Pour Victor Segalen la page est silencieuse, contrairement aux pages musicales des manuscrits médiévaux, et l'écriture est avant tout inscription, stèle : le poème se dresse comme un monument. Bernard Noël définit également le poème par sa verticalité, qui est celle-là même du corps humain, celle aussi de la surface de la page, qui porte le poème comme un arbre. On pense encore à la définition de Pascal Quignard de la page comme feuillaison, portée en exergue du programme de cette journée. Francis Ponge, quant à lui, s'avère assez embarrassé de cette verticalité. Elle est ce qui définit par excellence la posture humaine, mais comment penser le haut avec le bas, le ciel avec la terre (d'où l'image de " verte verticalité ") ? L'érection du poème lui semble contradictoire avec la page qui se fait de haut en bas.La profondeur de la page semble le pendant, à envisager, de la verticalité. La fenêtre est une autre image que l'on trouve notamment chez Denis Roche.

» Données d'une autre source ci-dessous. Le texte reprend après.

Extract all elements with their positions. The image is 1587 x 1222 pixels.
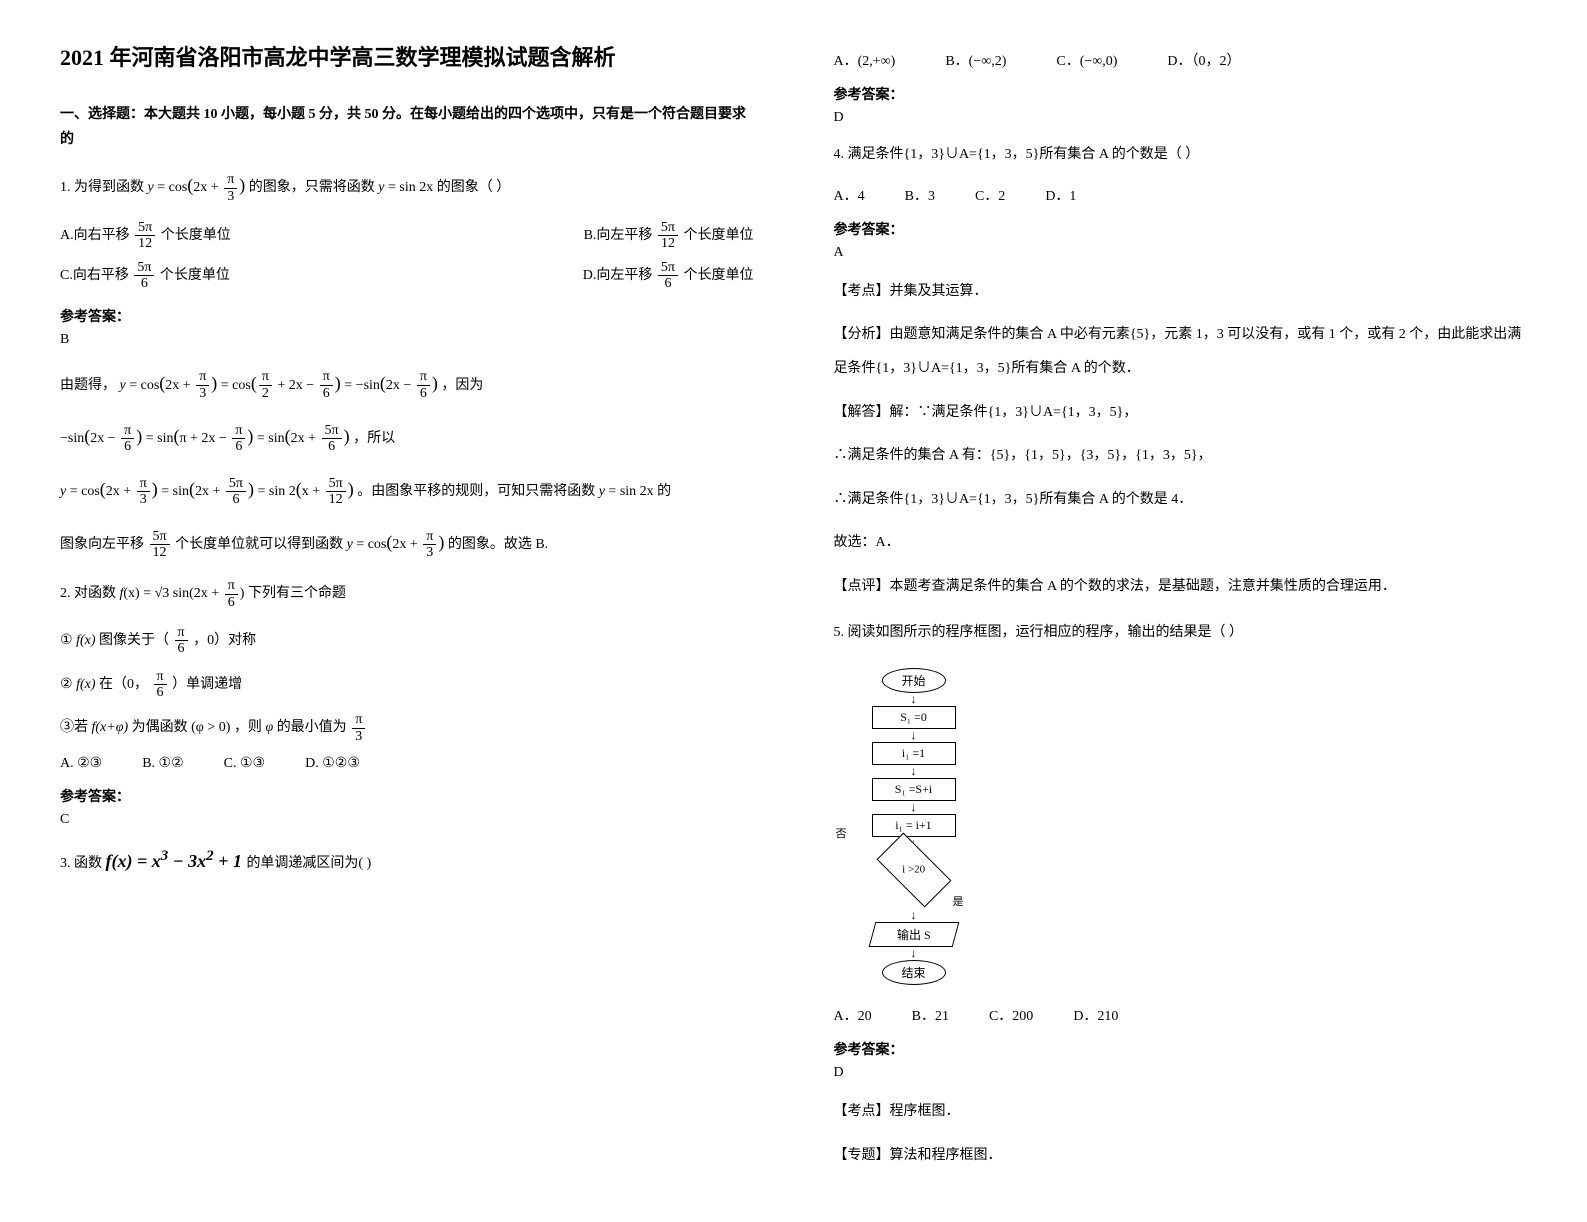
question-2: 2. 对函数 f(x) = √3 sin(2x + π6) 下列有三个命题 [60, 578, 754, 610]
q1-options-row2: C.向右平移 5π6 个长度单位 D.向左平移 5π6 个长度单位 [60, 260, 754, 292]
q2-option-d: D. ①②③ [305, 755, 360, 772]
section-one-heading: 一、选择题：本大题共 10 小题，每小题 5 分，共 50 分。在每小题给出的四… [60, 102, 754, 152]
question-3-stem: 3. 函数 f(x) = x3 − 3x2 + 1 的单调递减区间为( ) [60, 842, 754, 882]
q1-expl-line2: −sin(2x − π6) = sin(π + 2x − π6) = sin(2… [60, 415, 754, 458]
fc-assign-i: i₁ =1 [872, 742, 956, 765]
q4-expl-7: 【点评】本题考查满足条件的集合 A 的个数的求法，是基础题，注意并集性质的合理运… [834, 570, 1528, 604]
fc-start: 开始 [882, 668, 946, 693]
q2-option-c: C. ①③ [224, 755, 265, 772]
q3-option-b: B．(−∞,2) [945, 50, 1006, 70]
question-5-stem: 5. 阅读如图所示的程序框图，运行相应的程序，输出的结果是（ ） [834, 618, 1528, 649]
q4-option-b: B．3 [905, 185, 935, 205]
q4-answer-label: 参考答案： [834, 219, 1528, 239]
q5-options: A．20 B．21 C．200 D．210 [834, 1005, 1528, 1025]
q3-option-a: A．(2,+∞) [834, 50, 896, 70]
q2-prop2: ② f(x) 在（0， π6 ）单调递增 [60, 668, 754, 702]
q4-expl-3: 【解答】解：∵满足条件{1，3}∪A={1，3，5}， [834, 396, 1528, 430]
q3-answer: D [834, 110, 1528, 126]
q1-option-a: A.向右平移 5π12 个长度单位 [60, 220, 231, 252]
right-column: A．(2,+∞) B．(−∞,2) C．(−∞,0) D．（0，2） 参考答案：… [834, 40, 1528, 1182]
q5-option-b: B．21 [912, 1005, 949, 1025]
q4-expl-1: 【考点】并集及其运算． [834, 275, 1528, 309]
q2-option-b: B. ①② [142, 755, 183, 772]
q1-answer: B [60, 332, 754, 348]
q3-options: A．(2,+∞) B．(−∞,2) C．(−∞,0) D．（0，2） [834, 50, 1528, 70]
q3-answer-label: 参考答案： [834, 84, 1528, 104]
q1-stem-suffix: 的图象（ ） [437, 180, 511, 195]
page-title: 2021 年河南省洛阳市高龙中学高三数学理模拟试题含解析 [60, 40, 754, 72]
fc-output: 输出 S [868, 922, 959, 947]
q5-option-c: C．200 [989, 1005, 1033, 1025]
q1-stem-prefix: 1. 为得到函数 [60, 180, 144, 195]
q1-answer-label: 参考答案： [60, 306, 754, 326]
q2-option-a: A. ②③ [60, 755, 102, 772]
q3-option-c: C．(−∞,0) [1056, 50, 1117, 70]
fc-update-i: i₁ = i+1 [872, 814, 956, 837]
q2-options: A. ②③ B. ①② C. ①③ D. ①②③ [60, 755, 754, 772]
q4-option-c: C．2 [975, 185, 1005, 205]
q2-answer-label: 参考答案： [60, 786, 754, 806]
q4-expl-4: ∴满足条件的集合 A 有：{5}，{1，5}，{3，5}，{1，3，5}， [834, 439, 1528, 473]
q1-expl-line1: 由题得， y = cos(2x + π3) = cos(π2 + 2x − π6… [60, 362, 754, 405]
fc-assign-s: S₁ =0 [872, 706, 956, 729]
q2-answer: C [60, 812, 754, 828]
q1-expl-line3: y = cos(2x + π3) = sin(2x + 5π6) = sin 2… [60, 468, 754, 511]
fc-update-s: S₁ =S+i [872, 778, 956, 801]
fc-arrow-icon: ↓ [854, 766, 974, 777]
fc-end: 结束 [882, 960, 946, 985]
q2-prop3: ③若 f(x+φ) 为偶函数 (φ > 0) ，则 φ 的最小值为 π3 [60, 711, 754, 745]
fc-arrow-icon: ↓ [854, 910, 974, 921]
q2-prop1: ① f(x) 图像关于（ π6 ，0）对称 [60, 624, 754, 658]
q5-option-a: A．20 [834, 1005, 872, 1025]
question-1: 1. 为得到函数 y = cos(2x + π3) 的图象，只需将函数 y = … [60, 166, 754, 206]
q5-answer: D [834, 1065, 1528, 1081]
fc-arrow-icon: ↓ [854, 948, 974, 959]
q5-answer-label: 参考答案： [834, 1039, 1528, 1059]
q4-option-a: A．4 [834, 185, 865, 205]
q5-expl-2: 【专题】算法和程序框图． [834, 1139, 1528, 1173]
q1-stem-mid: 的图象，只需将函数 [249, 180, 375, 195]
q4-answer: A [834, 245, 1528, 261]
q4-expl-5: ∴满足条件{1，3}∪A={1，3，5}所有集合 A 的个数是 4． [834, 483, 1528, 517]
left-column: 2021 年河南省洛阳市高龙中学高三数学理模拟试题含解析 一、选择题：本大题共 … [60, 40, 754, 1182]
q3-option-d: D．（0，2） [1167, 50, 1240, 70]
flowchart: 开始 ↓ S₁ =0 ↓ i₁ =1 ↓ S₁ =S+i ↓ i₁ = i+1 … [854, 668, 974, 985]
fc-arrow-icon: ↓ [854, 694, 974, 705]
question-4-stem: 4. 满足条件{1，3}∪A={1，3，5}所有集合 A 的个数是（ ） [834, 140, 1528, 171]
q4-expl-2: 【分析】由题意知满足条件的集合 A 中必有元素{5}，元素 1，3 可以没有，或… [834, 318, 1528, 385]
fc-arrow-icon: ↓ [854, 730, 974, 741]
q1-expl-line4: 图象向左平移 5π12 个长度单位就可以得到函数 y = cos(2x + π3… [60, 521, 754, 564]
q1-option-c: C.向右平移 5π6 个长度单位 [60, 260, 230, 292]
q5-option-d: D．210 [1073, 1005, 1118, 1025]
q1-options-row1: A.向右平移 5π12 个长度单位 B.向左平移 5π12 个长度单位 [60, 220, 754, 252]
q5-expl-1: 【考点】程序框图． [834, 1095, 1528, 1129]
q4-option-d: D．1 [1045, 185, 1076, 205]
q4-expl-6: 故选：A． [834, 526, 1528, 560]
fc-yes-label: 是 [854, 893, 964, 909]
q4-options: A．4 B．3 C．2 D．1 [834, 185, 1528, 205]
fc-arrow-icon: ↓ [854, 802, 974, 813]
q1-option-d: D.向左平移 5π6 个长度单位 [583, 260, 754, 292]
q1-option-b: B.向左平移 5π12 个长度单位 [584, 220, 754, 252]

Dans l'un de ses ouvrages écrits en 1972, on voit sur la page de gauche un lettré chinois assis à sa table devant une page blanche et regardant par la fenêtre, tandis que sur la page de droite s'inscrit le poème. Dans ce livre les poèmes sont d'ailleurs appelés fenêtres et numérotés.Ce qui est frappant dans ces exemples c'est le partage entre les écrivains qui sont très cohérents et très stables dans leur représentation de la page et ceux dont les représentations sont plutôt instables et problématiques, ainsi Ponge ne sachant pas s'il procède de haut en bas et se rangeant finalement à une écriture horizontale tout en maintenant l'illusion d'une représentation verticale : d'un côté les " verticalistes " pour qui le poème se dresse comme un bloc, de l'autre les " espaçants " pour qui le poème est redistribué dans la page et se présente comme un mobile. Aujourd'hui, les écrivains utilisant l'ordinateur ouvrent aussi des fenêtres, et la page écran s'avère une fiction durable, sinon un véritable bourbier métaphorique : on ne peut se débarrasser de la page.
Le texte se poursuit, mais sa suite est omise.